Веттерман посовещался со своими прихожанами, за которыми следовал в ссылку, и пришел к мысли, что лучше «предпочесть мертвые листы живым людям»:
— Я не покину вас, братия! Если мы переведем одну книгу, царь заставит переводить вторую и третью, и тогда нас продержат здесь до самой смерти, словно на каторге. Лучше уж отговоримся плохим знанием языков древности… Таинственные книги исчезли там, откуда и появились, — в подземельях Москвы, тайны которых были известны одному Ивану Грозному. Нам, живущим на исходе XX века, остается грызть локти — никогда мы не откроем тех книг, в которых заключена первобытная мудрость наших пращуров. А впрочем… Впрочем, московский метрополитен еще продолжает развиваться, и, может быть, землепроходчики, прокладывая новые туннели, еще откроют для нас тайник, где много столетий лежат именно эти книги…

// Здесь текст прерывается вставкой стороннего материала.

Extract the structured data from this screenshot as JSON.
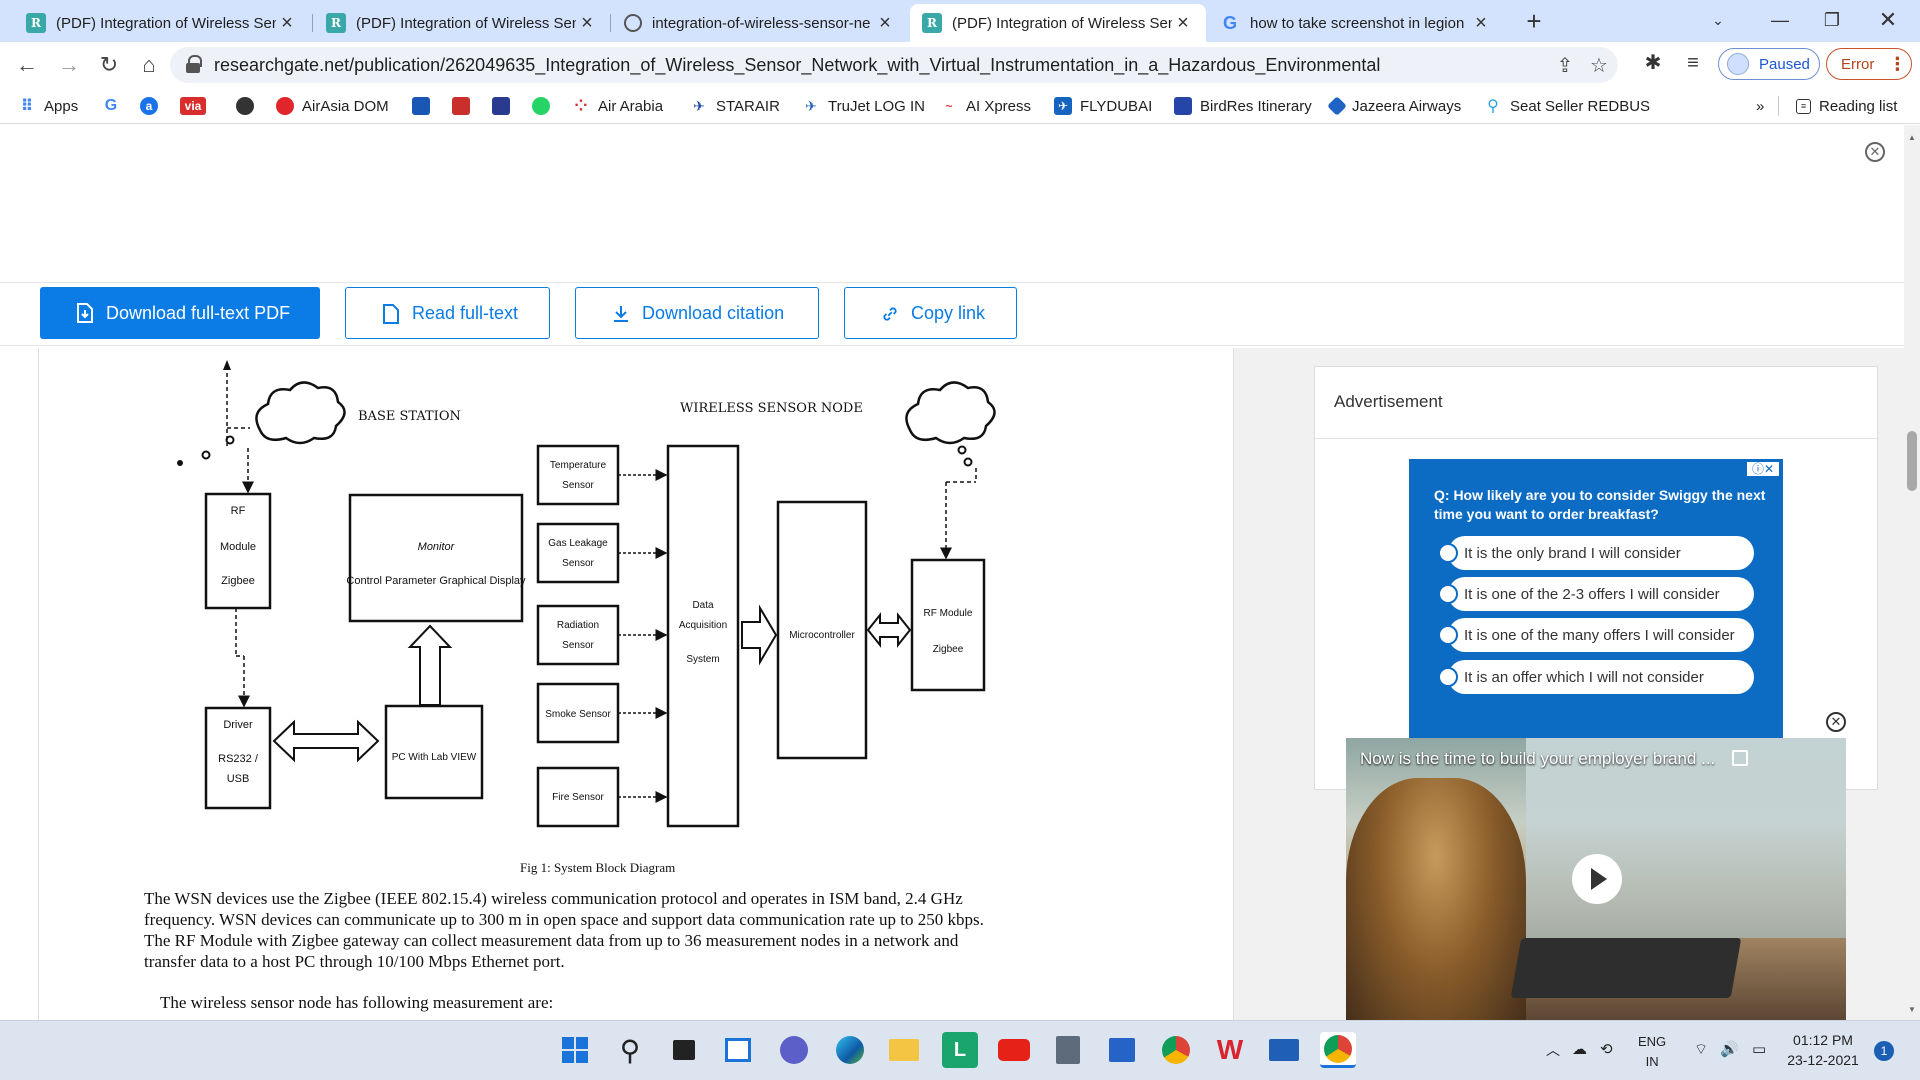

При Иване Грозном было как бы две Москвы — одна Москва, где жили люди, видимая и явная столица, а другая была упрятана царем глубоко под землей, и там царствовал он, вроде слепого крота. Иван Васильевич, не будь он ко сну помянут, лучше любого метростроевца трудился всю жизнь, пронизав землю таинственными коридорами, лазейками и погребами, где хранил свои сокровища и где пытал секретных узников. Археологи уверены, что именно в подземной Москве царь со своими опричниками решал, кого убить сегодня, а кто пусть поживет еще с недельку. Опричный дворец находился близ нынешней Ленинской библиотеки; так вот, представьте себе, царь Иван Грозный, войдя в этот дворец, иногда… пропадал. А появлялся на свет божий уже в густом лесу возле Воздвиженки. Вечно движимый страхом, царь загадочно исчезал для всех и таинственно возникал в другом месте.